Truth be told, I haven't blogged for a while, because the thing I want to write about, the thing I need to get off my chest, isn't some clever observation about 1950s design. It's Angus. More precisely, it's Angus getting older.
As I type, Angus paces around the loft, trying to find me. I call out to him. I whistle. I wear too much cologne in hopes that he will smell me. He keeps pacing. I get up and tap him. "Right here, buddy." I go back to sit down, and he walks in the wrong direction. He bumps into the dresser. He stumbles over my shoes. I pick him up and put him on the bed beside me. He quiets down, certain of my presence.

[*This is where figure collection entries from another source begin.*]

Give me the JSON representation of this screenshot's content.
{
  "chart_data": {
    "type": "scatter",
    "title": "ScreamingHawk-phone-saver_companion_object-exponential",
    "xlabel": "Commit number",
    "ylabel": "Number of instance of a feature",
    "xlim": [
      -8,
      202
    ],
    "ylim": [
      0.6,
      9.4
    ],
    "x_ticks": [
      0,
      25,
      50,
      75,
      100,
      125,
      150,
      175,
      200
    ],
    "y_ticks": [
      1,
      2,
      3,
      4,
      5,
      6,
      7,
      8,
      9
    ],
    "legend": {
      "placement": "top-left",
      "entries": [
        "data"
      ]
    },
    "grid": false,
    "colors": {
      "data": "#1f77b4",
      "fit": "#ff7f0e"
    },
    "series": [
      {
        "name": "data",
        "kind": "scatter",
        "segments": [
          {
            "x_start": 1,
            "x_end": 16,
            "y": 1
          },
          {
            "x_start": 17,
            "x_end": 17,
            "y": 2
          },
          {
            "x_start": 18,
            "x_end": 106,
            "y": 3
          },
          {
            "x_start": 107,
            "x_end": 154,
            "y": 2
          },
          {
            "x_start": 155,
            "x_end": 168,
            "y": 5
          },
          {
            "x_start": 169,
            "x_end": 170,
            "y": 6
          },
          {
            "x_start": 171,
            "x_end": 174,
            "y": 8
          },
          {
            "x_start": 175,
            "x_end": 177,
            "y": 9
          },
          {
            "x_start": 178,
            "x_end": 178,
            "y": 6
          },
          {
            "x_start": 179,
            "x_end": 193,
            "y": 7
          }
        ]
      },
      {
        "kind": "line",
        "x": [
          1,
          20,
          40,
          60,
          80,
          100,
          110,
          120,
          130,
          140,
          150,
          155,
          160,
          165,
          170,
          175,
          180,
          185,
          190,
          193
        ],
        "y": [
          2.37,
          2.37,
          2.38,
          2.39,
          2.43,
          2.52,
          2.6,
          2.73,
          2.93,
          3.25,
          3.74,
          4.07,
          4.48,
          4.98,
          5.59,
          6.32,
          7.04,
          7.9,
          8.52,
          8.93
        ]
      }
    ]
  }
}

Lately, coming home from work or being out for more than a few minutes, I open the front door to find Angus right behind it, balled up in the shoe mat, sandals under his head. It used to be he'd be on my bed, or in a nest he made by crumpling up the bath mat. Now, though, he seems, urgently, to need to know right when I return. His urgency has become mine.
Every day he is a little more blind, a little more deaf. Each day, I notice a new lump on this tummy or behind his ear. Each day, I grieve in anticipation for a day I know eventually will arrive.
About a year ago, when Angus first lost his sight, an elderly woman who works at the Theater asked me when I was going to put him down. I hated her for that question. I looked at her feeble walk and her gnarled hands, and only my proper German upbringing kept me from saying, "I don't know, when are they putting you down?"
I am so glad that Angus remains basically healthy. He loves his food. He smiles when we go on walks (though sometimes he is too stubborn or too scared to move forward). He has achieved detente with Lucy, Paul's miniature Schnauzer, whom he tried to kill upon first meeting her. But curse that old woman, I watch him walk into walls or panic when he can't hear me, and the thought pops into my head. I see Lucy run and bound in the yard, and I am so jealous that she can see and sad and angry and devastated that Angus can't. And the thought recurs.
I confess this here, because I can't stand it. I love Angus beyond measure. I hold him close to me every night and massage him, lumps and all, as we fall asleep. And I ask God to forgive me for thinking those thoughts. Angus had been abandoned twice before I found him, my canine soul mate, at the shelter. I promised him I would be his forever home. I hate myself for losing patience with the little guy.
Tomorrow, I am taking him to St. John's for the blessing of the animals. People around me will see his glassy eyes and his tentative walk, and they'll nod silently, thinking they know why we are there. But it's not for Gus that we're going. It's for me, to find the strength to stand by him, and the wisdom to discern when it's time to stop.